In Low Code, a number of these kind of items are assembled into some more complex automation in a flow, including conditional logic and loops, which is much closer to traditional code. The medium of expression might be different, but we are now in a world of complexity and reuse, especially if it's a subflow that can be dropped into any other flow. In this world it makes sense to run the flow with a variety of inputs, with the underlying database in a variety of states, and as users with a variety of profiles, and many different combinations if these. Doing all this manually every time there is a change isn't going to be practical. Doing it via test automation tools is possible, but tends to be testing an entire transaction rather than the smallest unit, and it can't happen in production as the changes aren't rolled back at the end of the test.

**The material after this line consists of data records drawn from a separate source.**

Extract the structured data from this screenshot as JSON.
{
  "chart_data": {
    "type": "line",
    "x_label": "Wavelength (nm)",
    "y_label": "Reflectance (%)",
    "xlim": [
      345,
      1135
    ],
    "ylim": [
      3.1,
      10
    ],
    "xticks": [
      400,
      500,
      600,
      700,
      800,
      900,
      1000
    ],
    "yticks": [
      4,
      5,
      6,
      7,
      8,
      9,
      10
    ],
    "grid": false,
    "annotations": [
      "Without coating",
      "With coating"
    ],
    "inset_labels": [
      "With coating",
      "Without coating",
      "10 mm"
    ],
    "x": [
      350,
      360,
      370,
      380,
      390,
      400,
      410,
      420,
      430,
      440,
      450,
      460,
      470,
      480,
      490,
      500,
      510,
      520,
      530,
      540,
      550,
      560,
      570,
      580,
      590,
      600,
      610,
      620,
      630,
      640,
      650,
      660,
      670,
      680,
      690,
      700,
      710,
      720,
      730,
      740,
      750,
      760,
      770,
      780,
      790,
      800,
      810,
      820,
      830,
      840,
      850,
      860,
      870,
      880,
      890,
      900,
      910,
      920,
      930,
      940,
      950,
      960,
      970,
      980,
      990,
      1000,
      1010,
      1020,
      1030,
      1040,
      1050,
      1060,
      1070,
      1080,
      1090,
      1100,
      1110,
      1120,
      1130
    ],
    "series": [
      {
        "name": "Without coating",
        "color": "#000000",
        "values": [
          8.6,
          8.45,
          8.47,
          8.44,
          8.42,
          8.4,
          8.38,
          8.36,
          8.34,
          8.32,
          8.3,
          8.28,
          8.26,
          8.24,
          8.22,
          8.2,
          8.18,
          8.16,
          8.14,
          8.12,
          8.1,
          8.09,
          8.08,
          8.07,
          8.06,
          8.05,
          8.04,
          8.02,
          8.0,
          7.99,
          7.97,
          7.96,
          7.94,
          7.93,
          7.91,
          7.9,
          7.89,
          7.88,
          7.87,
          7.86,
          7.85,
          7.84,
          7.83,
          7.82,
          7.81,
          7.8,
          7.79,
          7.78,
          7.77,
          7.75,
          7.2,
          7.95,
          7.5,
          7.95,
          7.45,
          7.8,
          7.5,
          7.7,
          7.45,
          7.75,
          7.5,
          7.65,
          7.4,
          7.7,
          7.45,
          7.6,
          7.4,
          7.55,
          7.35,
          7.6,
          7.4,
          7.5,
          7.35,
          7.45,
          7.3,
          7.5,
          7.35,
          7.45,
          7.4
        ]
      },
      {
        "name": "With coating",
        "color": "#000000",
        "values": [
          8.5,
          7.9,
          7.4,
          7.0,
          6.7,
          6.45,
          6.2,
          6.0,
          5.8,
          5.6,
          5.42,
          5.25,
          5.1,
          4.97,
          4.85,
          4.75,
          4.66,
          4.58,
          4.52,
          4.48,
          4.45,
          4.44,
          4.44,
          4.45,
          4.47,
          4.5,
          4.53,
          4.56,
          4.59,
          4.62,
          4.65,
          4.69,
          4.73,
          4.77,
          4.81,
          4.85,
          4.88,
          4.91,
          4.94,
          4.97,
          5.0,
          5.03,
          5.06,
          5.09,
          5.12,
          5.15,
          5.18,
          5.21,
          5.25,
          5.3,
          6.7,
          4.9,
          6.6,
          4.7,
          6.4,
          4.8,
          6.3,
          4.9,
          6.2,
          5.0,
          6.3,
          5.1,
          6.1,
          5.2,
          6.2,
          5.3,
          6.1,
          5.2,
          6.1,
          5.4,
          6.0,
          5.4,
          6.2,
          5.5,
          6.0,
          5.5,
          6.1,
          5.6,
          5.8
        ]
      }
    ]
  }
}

Right now the only way to do this is in a genuine test environment is to write Apex tests. This somewhat defeats a key benefit of flow for smaller organisations - they would still need a developer on staff to write the unit tests for the flows that the admins have created. (Slightly off topic, I also think it would be hard to find a developer who wanted that job for any length of time, so you'd have to be prepared for some significant churn). Apex can't hook directly into the flow engine in all cases though, so for record triggered there's a compromise that the transaction must actually complete, after which verification that the flow aspect had the desired effect can take place. This is more like an integration test, as there are other aspects of automation taking place that could impact the work done by the flow, but it's definitely better than nothing. Once you have Apex tests, you can take advantage of many existing solutions for scheduled execution, making them part of a deployment pipeline etc.

What Might the Future Hold

Ideally what we need is a Low Code test builder that can execute flows/subflows in isolation and generates actual unit tests, with assertions, that run in an isolated environment where the transactions are rolled back open completion. Generating Apex seems like a reasonable approach to me, as does targeting another engine. Given all the effort that has gone into flow over the last few years, it feels like this should be doable.

Many years ago when Salesforce was seen as shadow IT, my approach to bring the technology departments into the fold was to tell them how their governance and best practice was needed to ensure that things were done properly and were able to scale. Bringing best practice from the Pro Code world feels like a good way to get everyone on board with the Low Code approach.